Bibliographie de l’auteur : Très abondante. Surtout des romans et des essais. Il est membre de l’Académie Française

Biographé : François-René de Chateaubriand

Quatrième de couverture : Uniquement des reproductions de commentaires critiques (admiratifs, est-il nécessaire de le dire !) parus dans divers journaux.

Préface : Aucune

Autres (note, épigraphe, photographie, etc.) : 1) Une rubrique intitulée «Éléments de biographie» permet à d’Ormesson de dire quelques mots en son nom : «Cette biographie sentimentale n’est pas un travail d’érudition » (p.407). Il explique ensuite que ses principales sources ont été des documents contemporains à Chateaubriand, des témoignages d’époque, des correspondances, des autobiographies, etc. Il conclut : «Enfin, l’essentiel de ce livre vient de Chateaubriand lui-même» (p.408) et il renvoie le lecteur aux ouvrages de Chateaubriand, dont les Mémoires d’outre-tombe qu’il qualifie de chef-d’œuvre de l’auteur, mais aussi «peut-être de toute notre littérature.» (p.408) 2) Une section, au début de l’ouvrage, ou est indiqué, «avec, dans les rôles principaux, par ordre d’entrée en scène…» ainsi que la description du décor qui « représente successivement une rue de Paris sous Louis-Philippe, une forêt en Amérique », et ainsi de suite et se conclu humblement par « une chambre presque nue avec un lit de fer, une boîte en bois blanc et un crucifix. » (p.12) Tout cela rappelle, bien sûr, les procédés du théâtre. 3) Aussi accompagné d’un index et d’une chronologie.

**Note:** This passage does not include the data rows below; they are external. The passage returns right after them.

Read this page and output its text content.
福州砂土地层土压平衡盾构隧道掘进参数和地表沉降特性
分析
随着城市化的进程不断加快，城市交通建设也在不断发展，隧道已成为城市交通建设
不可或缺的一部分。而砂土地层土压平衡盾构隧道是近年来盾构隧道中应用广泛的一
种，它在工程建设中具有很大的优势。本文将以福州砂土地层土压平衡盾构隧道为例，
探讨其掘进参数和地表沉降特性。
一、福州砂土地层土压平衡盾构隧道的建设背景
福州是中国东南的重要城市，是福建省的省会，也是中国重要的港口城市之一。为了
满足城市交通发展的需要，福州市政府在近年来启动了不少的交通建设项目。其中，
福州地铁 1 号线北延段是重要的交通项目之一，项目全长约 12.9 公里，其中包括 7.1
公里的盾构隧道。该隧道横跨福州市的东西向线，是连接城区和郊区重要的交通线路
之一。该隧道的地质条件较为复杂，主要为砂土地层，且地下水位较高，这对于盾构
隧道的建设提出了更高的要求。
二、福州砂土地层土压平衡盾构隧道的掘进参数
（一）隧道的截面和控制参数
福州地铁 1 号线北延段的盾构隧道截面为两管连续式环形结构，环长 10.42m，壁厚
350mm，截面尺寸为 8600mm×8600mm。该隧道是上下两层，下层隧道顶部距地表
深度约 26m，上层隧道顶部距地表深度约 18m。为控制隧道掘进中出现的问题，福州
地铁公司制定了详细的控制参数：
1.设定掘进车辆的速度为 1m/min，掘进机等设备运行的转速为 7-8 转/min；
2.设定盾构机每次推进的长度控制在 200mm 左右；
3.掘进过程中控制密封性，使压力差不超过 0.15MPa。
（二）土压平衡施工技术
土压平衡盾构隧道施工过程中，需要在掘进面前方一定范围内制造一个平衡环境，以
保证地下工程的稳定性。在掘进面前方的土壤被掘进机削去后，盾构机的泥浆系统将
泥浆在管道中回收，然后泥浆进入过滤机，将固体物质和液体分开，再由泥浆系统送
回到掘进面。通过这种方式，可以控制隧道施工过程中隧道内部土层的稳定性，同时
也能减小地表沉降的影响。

LES RELATIONS (INSTANCES EXTRA ET INTRATEXTUELLES) :

Auteur/narrateur : Le narrateur et l’auteur sont assurément deux entités identifiables, puisque la position du narrateur pour raconter l’histoire est celle de l’auteur, soit quelqu’un qui écrit depuis le 20e siècle, avec le regard quelque peu amusé, voire parfois condescendant, de l’homme d’un autre siècle. Exemples : « …escalabreux, selon un mot de l’époque qui dit bien ce qu’il veut dire, même si le sens exact en reste obscur… » (p.29) Toutefois, en construisant sa position de narrateur, l’auteur se fictionnalise quelque peu, au sens où il devient un « nous » qui raconte à la manière du biographe ou de l’historien. Il avoue toutefois sa « non-omniscience », plus propre au narrateur de fiction : « Par une lettre, par un message, par une rencontre, par la rumeur publique, je ne sais pas, René apprit… » (p.145)

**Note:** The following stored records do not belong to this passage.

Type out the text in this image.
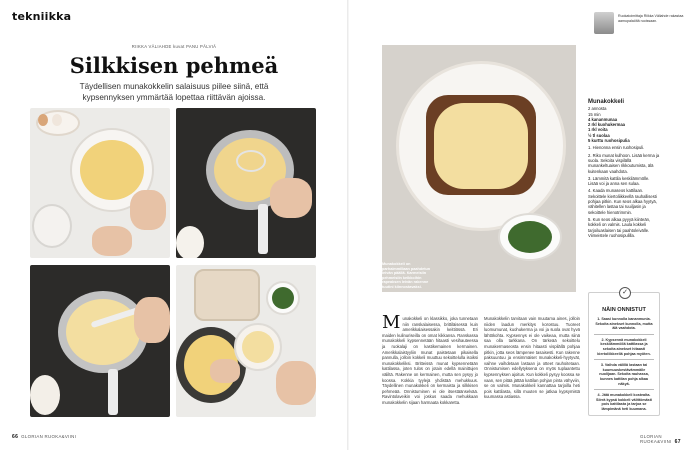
tekniikka
RIIKKA VÄLIAHDE kuvat PANU PÄLVIÄ
Silkkisen pehmeä
Täydellisen munakokkelin salaisuus piilee siinä, että kypsennyksen ymmärtää lopettaa riittävän ajoissa.
66 GLORIAN RUOKA&VIINI
Ruokatoimittaja Riikka Väliahde rakastaa aamupalaöltä ruoissaan.
Munakokkeli on parhaimmillaan paahdetun leivän päällä. Karmeisiin pehmeisiin keikkoihin rapeaksen leivän rakenne tuutini kiinnostavaksi.
Munakokkeli
2 annosta
15 min
4 kananmunaa
2 rkl kuohukermaa
1 rkl voita
½ tl suolaa
5 kurttu ruohosipulia
1. Hienonna ensin ruohosipuli.
2. Riko munat kulhoon. Lisää kerma ja suola. Sekoita vispilällä munankeltuaisen rikkoutumista, älä kuitenkaan vaahdota.
3. Lämmitä kattila keskilämmölle. Lisää voi ja anna sen sulaa.
4. Kaada munaseos kattilaan. Sekoittele kiertoliikkeellä rauhallisesti pohjaa pitkin. Kun seos alkaa hyytyä, vähitellen lastaa tai ruuiljasin ja sekoittele hienotrimmin.
5. Kun seos alkaa pyyyä kiinteän, kokkeli on valmis. Laula kokkeli tarjoiluaslaisen tai paahtoleivälle. Viimeistele ruohosipulilla.
✓
NÄIN ONNISTUT
1. Saasi kunnolla kananmunia. Sekoita ainekset kunnolla, mutta älä vaahdota.
2. Kypsennä munakokkeli keskilämmöllä kattilassa ja sekoita ainekset hitaasti kiertoliikkeellä pohjaa myöten.
3. Vaihda välillä lastaan tai kuumuuskestävämmälle nuolijaan. Sekoita rauhassa, kunnes kattilan pohja alkaa näkyä.
4. Jätä munakokkeli kostealta. Siirrä kypsä kokkeli välittömästi pois kattilasta ja tarjoa se lämpimänä heti kuumana.
Munakokkeli on klassikko, joka tunnetaan niin ranskalaisessa, brittiläisessä kuin amerikkalaisessakin keittiössä. Eri maiden kulinuriseilla on omat kikkansa. Ranskassa munakokkeli kypsennetään hitaasti vesihauteessa ja ruokalaji on kastikemainen kermainen. Amerikkalaistyyliin munat paistetaan pikaisella pannulla, jolloin kokkeli muuttuu sekoittelulla isoiksi munakokkeliksi. Britteissä munat kypsennetään kattilassa, joten tulos on jotain edellä mainittujen väliltä. Rakenne on kermainen, mutta sen pysyy jo koossa. Kokkia tyylejä yhdistää mehukkuus. Täydellinen munakokkeli on kermaista ja silkkisen pehmeää. Onnistuminen ei ole itsestäänselvää. Ravintolaveikin voi joskus saada mehukkaan munakokkelin sijaan harmaata kokkaretta.
Munakokkelin tarvitaan vain muutama aines, jolloin niiden laadun merkitys korostuu. Tuoreet luomumunat, kuohukerma ja voi ja suola ovat hyvä lähtökohta. Kypsennys ei ole vaikeaa, mutta siinä saa olla tarkkana. On tärkeää sekoittelu munakermaseosta ensin hitaasti vispilällä pohjaa pitkin, jotta seos lämpenee tasaisesti. Kun rakenne paksuuntuu ja ensimmäiset munakokkeli-hyytyvät, vaihne vaihdetaan lastaan ja otteet rauhoitetaan. Onnistumisen edellytyksenä on myös tuplaantettu kypsennyksen ajoitus. Kun kokkeli pysyy koossa se vaan, sen pitää jättää kattilan pohjan pinta vähyviin, se on valmis. Munakokkeli kannattaa tarjoilla heti pois kattilasta, sillä muuten se jatkaa kypsymistä kuumassa astiassa.
GLORIAN RUOKA&VIINI 67
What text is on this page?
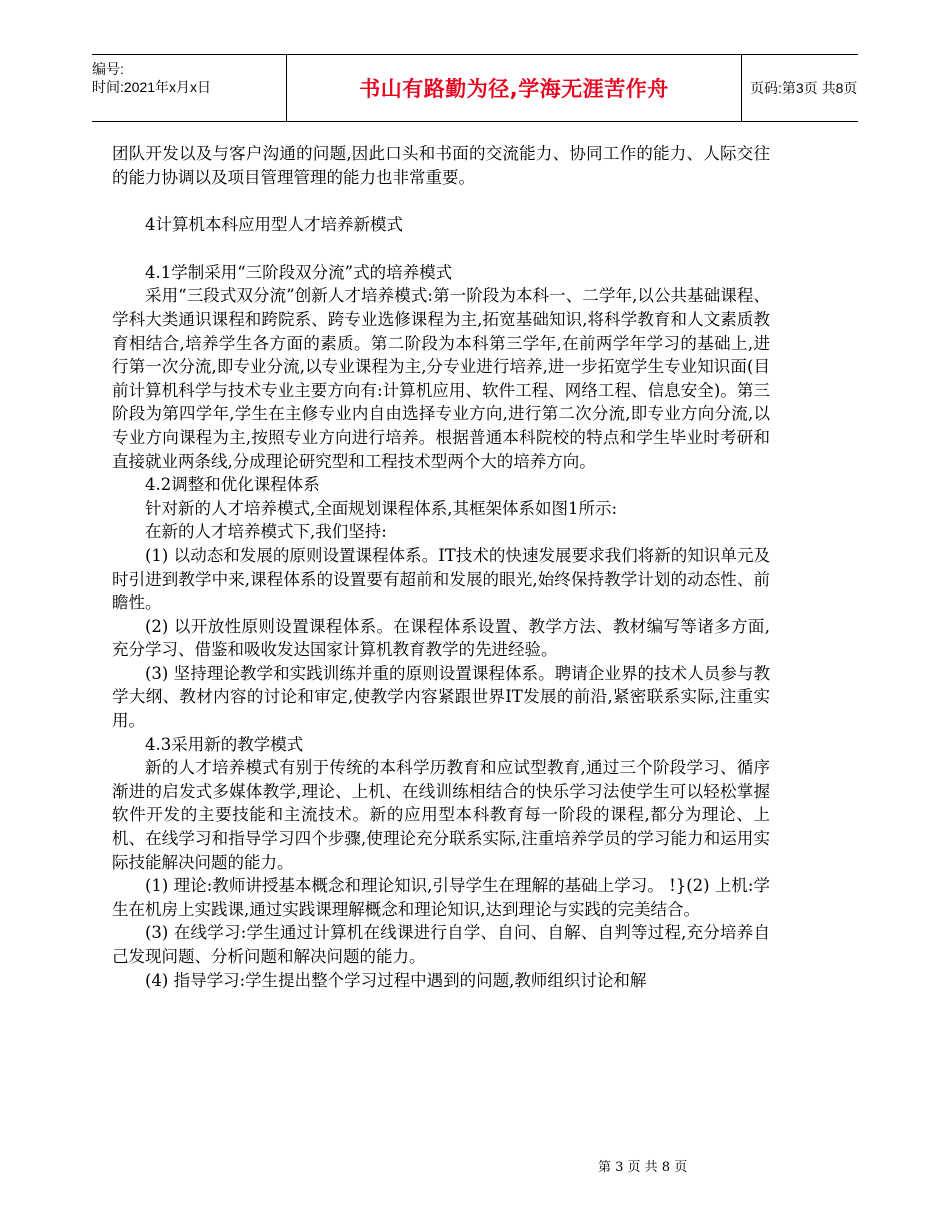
编号:
时间:2021年x月x日	书山有路勤为径,学海无涯苦作舟	页码:第3页 共8页

团队开发以及与客户沟通的问题,因此口头和书面的交流能力、协同工作的能力、人际交往的能力协调以及项目管理管理的能力也非常重要。

4计算机本科应用型人才培养新模式

4.1学制采用“三阶段双分流”式的培养模式

采用“三段式双分流”创新人才培养模式:第一阶段为本科一、二学年,以公共基础课程、学科大类通识课程和跨院系、跨专业选修课程为主,拓宽基础知识,将科学教育和人文素质教育相结合,培养学生各方面的素质。第二阶段为本科第三学年,在前两学年学习的基础上,进行第一次分流,即专业分流,以专业课程为主,分专业进行培养,进一步拓宽学生专业知识面(目前计算机科学与技术专业主要方向有:计算机应用、软件工程、网络工程、信息安全)。第三阶段为第四学年,学生在主修专业内自由选择专业方向,进行第二次分流,即专业方向分流,以专业方向课程为主,按照专业方向进行培养。根据普通本科院校的特点和学生毕业时考研和直接就业两条线,分成理论研究型和工程技术型两个大的培养方向。

4.2调整和优化课程体系

针对新的人才培养模式,全面规划课程体系,其框架体系如图1所示:

在新的人才培养模式下,我们坚持:

(1) 以动态和发展的原则设置课程体系。IT技术的快速发展要求我们将新的知识单元及时引进到教学中来,课程体系的设置要有超前和发展的眼光,始终保持教学计划的动态性、前瞻性。

(2) 以开放性原则设置课程体系。在课程体系设置、教学方法、教材编写等诸多方面,充分学习、借鉴和吸收发达国家计算机教育教学的先进经验。

(3) 坚持理论教学和实践训练并重的原则设置课程体系。聘请企业界的技术人员参与教学大纲、教材内容的讨论和审定,使教学内容紧跟世界IT发展的前沿,紧密联系实际,注重实用。

4.3采用新的教学模式

新的人才培养模式有别于传统的本科学历教育和应试型教育,通过三个阶段学习、循序渐进的启发式多媒体教学,理论、上机、在线训练相结合的快乐学习法使学生可以轻松掌握软件开发的主要技能和主流技术。新的应用型本科教育每一阶段的课程,都分为理论、上机、在线学习和指导学习四个步骤,使理论充分联系实际,注重培养学员的学习能力和运用实际技能解决问题的能力。

(1) 理论:教师讲授基本概念和理论知识,引导学生在理解的基础上学习。 !}(2) 上机:学生在机房上实践课,通过实践课理解概念和理论知识,达到理论与实践的完美结合。

(3) 在线学习:学生通过计算机在线课进行自学、自问、自解、自判等过程,充分培养自己发现问题、分析问题和解决问题的能力。

(4) 指导学习:学生提出整个学习过程中遇到的问题,教师组织讨论和解

第 3 页 共 8 页
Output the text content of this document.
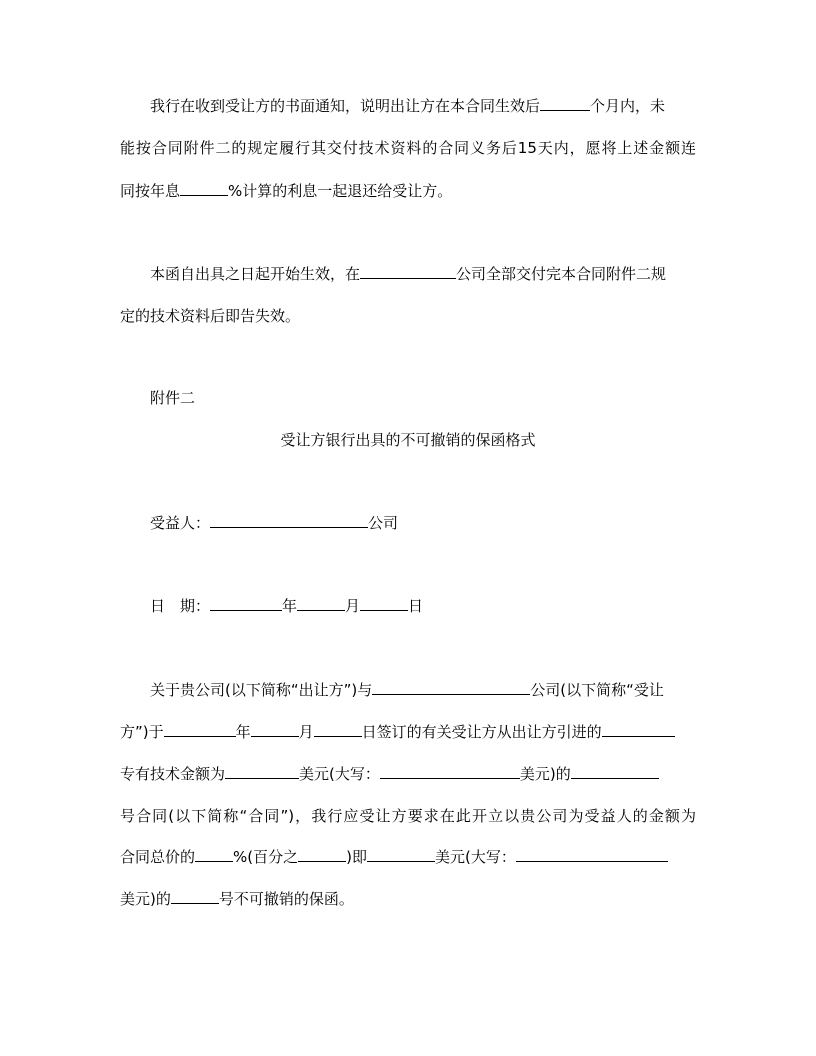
我行在收到受让方的书面通知，说明出让方在本合同生效后	个月内，未
能按合同附件二的规定履行其交付技术资料的合同义务后15天内，愿将上述金额连
同按年息	%计算的利息一起退还给受让方。
本函自出具之日起开始生效，在	公司全部交付完本合同附件二规
定的技术资料后即告失效。
附件二
受让方银行出具的不可撤销的保函格式
受益人：	公司
日　期：	年	月	日
关于贵公司(以下简称“出让方”)与	公司(以下简称“受让
方”)于	年	月	日签订的有关受让方从出让方引进的
专有技术金额为	美元(大写：	美元)的
号合同(以下简称“合同”)，我行应受让方要求在此开立以贵公司为受益人的金额为
合同总价的	%(百分之	)即	美元(大写：
美元)的	号不可撤销的保函。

Narrateur/personnage : Des extraits de l’œuvre de Chateaubriand sont repris à l’intérieur de la narration, ce qui fait que leurs voix se côtoient à certains moments. Le narrateur a, de plus, accès aux pensées du personnage. Le narrateur-biographe cherche la vérité à travers les diverses propositions faites par le personnage, soit dans sa correspondance ou dans ses mémoires ; il tergiverse, en fait, incertain comme l’exige l’entreprise biographique, exposant les diverses possibilités comme les diverses facettes du personnage, bien que lui, le narrateur, semble toujours détenir, en fin de compte, le fin mot de l’affaire : « […] Il ne s’agit que d’un prétexte lénifiant pour expliquer le voyage à Rome de sa maîtresse mourante : aucun médecin n’aurait pu lui conseiller un déplacement aussi long dans l’état de délabrement où elle se trouvait. Chateaubriand est plus près de la vérité dans un autre passage des Mémoires d’outre-tombe : “Quand je partis de France, nous étions bien aveugles sur Mme de Beaumont : elle pleura beaucoup.” Dans les écrits publics de Chateaubriand, ces larmes sont attribuées à l’état de santé de Pauline. Il est trop clair qu’elles étaient dues bien plutôt à l’infidélité et à l’éloignement de l’amant : pendant que René pleurait Delphine, Pauline pleurait sur René. » (p.90) Est significatif également, à mon avis, cette façon qu’a le personnage biographé d’échapper malgré tout au narrateur. Ce dernier doit « suivre » son personnage qui est doté d’une vie et d’une volonté totalement autonome qui ne se plie guère aux lois du récit : « Jusqu’ici, nous avons suivi Chateaubriand année après année ou parfois mois après mois ; il nous faudra maintenant le suivre heure par heure. » (p.293)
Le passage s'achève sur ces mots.